Saturday, August 25, 2012

New beginnings

I love blogs, I love to write, but for some reason me writing a blog has never quite worked out. I've been blogging even before I'd ever even heard the term blog. You can date my live journal back to July 23, 2003 almost 10 years ago now when I was just a young, naive 15 year old girl. I can still remember my first posts, it seemed like a strange new world to me back then. I did experiment with a few websites back before that though, before myspace or youtube it might have been small, but I was part of the vanity of young girls making websites dedicated to themselves. It was silly, and vain, but it taught me a lot about making websites and layouts, if only I was to remember any html now...

Anyways, though my live journal is still up and running the posts have been sparse at best with periods of up to a year between posts. I've used it a lot more over the years to join communities, read fiction and embarrassingly enough write some very silly fan fiction. I still lament the days when Livejournal was king, it probably still is my favourite forum to really connect with strangers till they are no longer strangers, but friends. Alas though, all things do change and here I am on Blogger.

I've started and deleted this journal more times than I can count. I am just not consistent enough, a common problem in my life. It's been a blog for youtube, which didn't last long, a fashion blog and on multiple occasions a personal blog. I find myself now at a bit of a stalemate in life, I am bored, I am dull and I'm running on empty. I'm tired of doing nothing, I'm tired of reading blogs and wanting to join in. No one may read this, or everyone might, either way I need something new and this is it. So hello world I am Vanessa.

Before anything else let me introduce myself. My name is Vanessa, I am 24 years old and I've lived my entire life in Vancouver, British Columbia. I recently graduated from College and am doing nothing with it. I work in retail instead and when I think back to when I was that young, naive 15 year old girl with a blog I never imagined myself stuck here at 24. I am floundering, I know it is something that all young adults go through, but I've come to the realization that I have no idea what my next step will be and at this point shouldn't I at least know?

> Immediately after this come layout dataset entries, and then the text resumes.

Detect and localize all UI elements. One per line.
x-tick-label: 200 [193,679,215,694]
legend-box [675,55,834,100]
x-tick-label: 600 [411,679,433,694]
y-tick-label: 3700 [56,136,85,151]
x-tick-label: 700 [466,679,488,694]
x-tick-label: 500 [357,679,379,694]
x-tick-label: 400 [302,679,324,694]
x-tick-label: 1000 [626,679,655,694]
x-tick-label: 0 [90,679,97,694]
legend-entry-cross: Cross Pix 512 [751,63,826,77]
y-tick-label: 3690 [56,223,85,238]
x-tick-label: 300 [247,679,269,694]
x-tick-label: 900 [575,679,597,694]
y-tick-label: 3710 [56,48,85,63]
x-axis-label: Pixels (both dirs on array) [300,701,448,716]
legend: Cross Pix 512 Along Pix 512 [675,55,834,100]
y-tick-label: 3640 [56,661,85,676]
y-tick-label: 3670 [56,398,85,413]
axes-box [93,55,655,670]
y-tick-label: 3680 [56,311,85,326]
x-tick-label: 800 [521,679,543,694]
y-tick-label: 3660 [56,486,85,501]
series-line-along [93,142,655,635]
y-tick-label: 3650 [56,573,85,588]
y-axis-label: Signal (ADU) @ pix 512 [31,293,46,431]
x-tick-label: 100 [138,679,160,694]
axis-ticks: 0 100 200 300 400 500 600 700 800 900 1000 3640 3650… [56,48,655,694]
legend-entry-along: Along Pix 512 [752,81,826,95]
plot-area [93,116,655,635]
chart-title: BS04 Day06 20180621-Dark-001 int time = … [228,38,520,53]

Now my life isn't all bad, I've actually enjoyed a lot of it along the way. When it comes to goals, outside of my professional life, I am kickass at achieving them. I've pushed myself, I've done things I was scared of, I've broadened my horizons, I'm quite proud of the adult I've become. For the most part.

I've always been good at writing, but I am the worst at writing endings, and maybe that will be another goal of mine that writing this blog might help me finesse along the way. Until then I'm going to use this blog to clear my head, write out my thoughts and help me steer myself in the right direction. I've always been shy, kept my personal business to myself, but in the past few years have just kind of grown a who cares attitude to how others see me. It's the thick skin I should have developed years ago in high school, but it's here now and so is my blog to prove it.

Alright, I think that's enough for one night.